There are several limitations to this study that require mentioning. It is likely that there are other genes involved in the development of breast cancer, lung cancer and ocular tumours that this study has missed or that have not yet been discovered. Moreover, the gene lists include tumour suppressor genes, regulatory genes and oncogenes responsible for somatic tumours, as well as rare severe Mendelian disorders, some of which are lethal in the homozygous state.
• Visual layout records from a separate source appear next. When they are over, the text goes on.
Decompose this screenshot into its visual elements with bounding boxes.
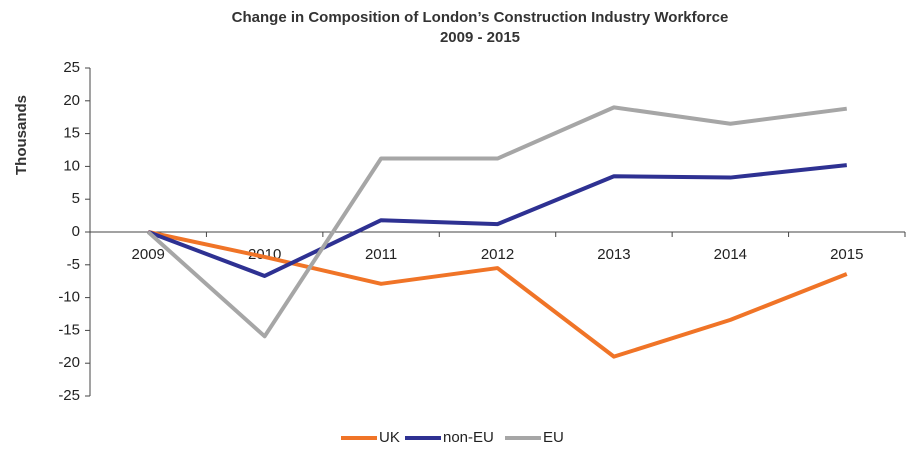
y-tick-label: 0 [72, 223, 80, 240]
y-tick-label: -5 [67, 256, 80, 273]
x-tick-label: 2015 [830, 246, 863, 263]
x-tick-label: 2013 [597, 246, 630, 263]
y-tick-label: 15 [63, 125, 80, 142]
chart-subtitle: 2009 - 2015 [440, 29, 520, 46]
y-tick-label: 20 [63, 92, 80, 109]
y-tick-label: 5 [72, 190, 80, 207]
y-axis-label: Thousands [13, 95, 30, 175]
x-tick-label: 2011 [365, 246, 397, 263]
line-series [146, 105, 848, 339]
x-tick-label: 2014 [714, 246, 747, 263]
y-tick-label: -10 [58, 289, 80, 306]
legend-label: UK [379, 429, 400, 446]
y-tick-label: -20 [58, 354, 80, 371]
y-tick-label: 10 [63, 157, 80, 174]
chart-title: Change in Composition of London’s Constr… [232, 9, 729, 26]
legend-label: EU [543, 429, 564, 446]
y-tick-label: -25 [58, 387, 80, 404]
y-tick-label: -15 [58, 321, 80, 338]
x-tick-label: 2012 [481, 246, 514, 263]
line-series [147, 163, 847, 278]
legend-label: non-EU [443, 429, 494, 446]
x-tick-label: 2009 [132, 246, 165, 263]
line-series [147, 230, 848, 359]
y-tick-label: 25 [63, 59, 80, 76]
It should also be mentioned that the determinant of ‘haploinsufficiency’ that we use relies on scores derived from population genetics, such as ‘pLI’. These scores in fact reflect the strength of selection on heterozygotes and are not direct indicators of haploinsufficiency relative to phenotype,25 making it challenging to draw firm conclusions from the data. The observed difference between our results in this paper and that of our previous paper on IRDs may reflect the variance in disease types and, consequently, differing selection pressures. It is also important to highlight that the interpretation of our findings may have been influenced by the cross-over of certain genes across the analysed categories: ocular tumour-associated, breast cancer-associated and lung cancer-associated genes. Nonetheless, this study lays a foundation for evaluating genes by a novel and potentially useful means. Additionally, a very stringent level of a Z value of ≤−2.99 or ≥2.99 was used that may have resulted in some genes being omitted from the study that would otherwise have been included, should the Z value have been less stringent. Finally, we included genes that are associated with intraocular, orbital and pseudogliomas in this study.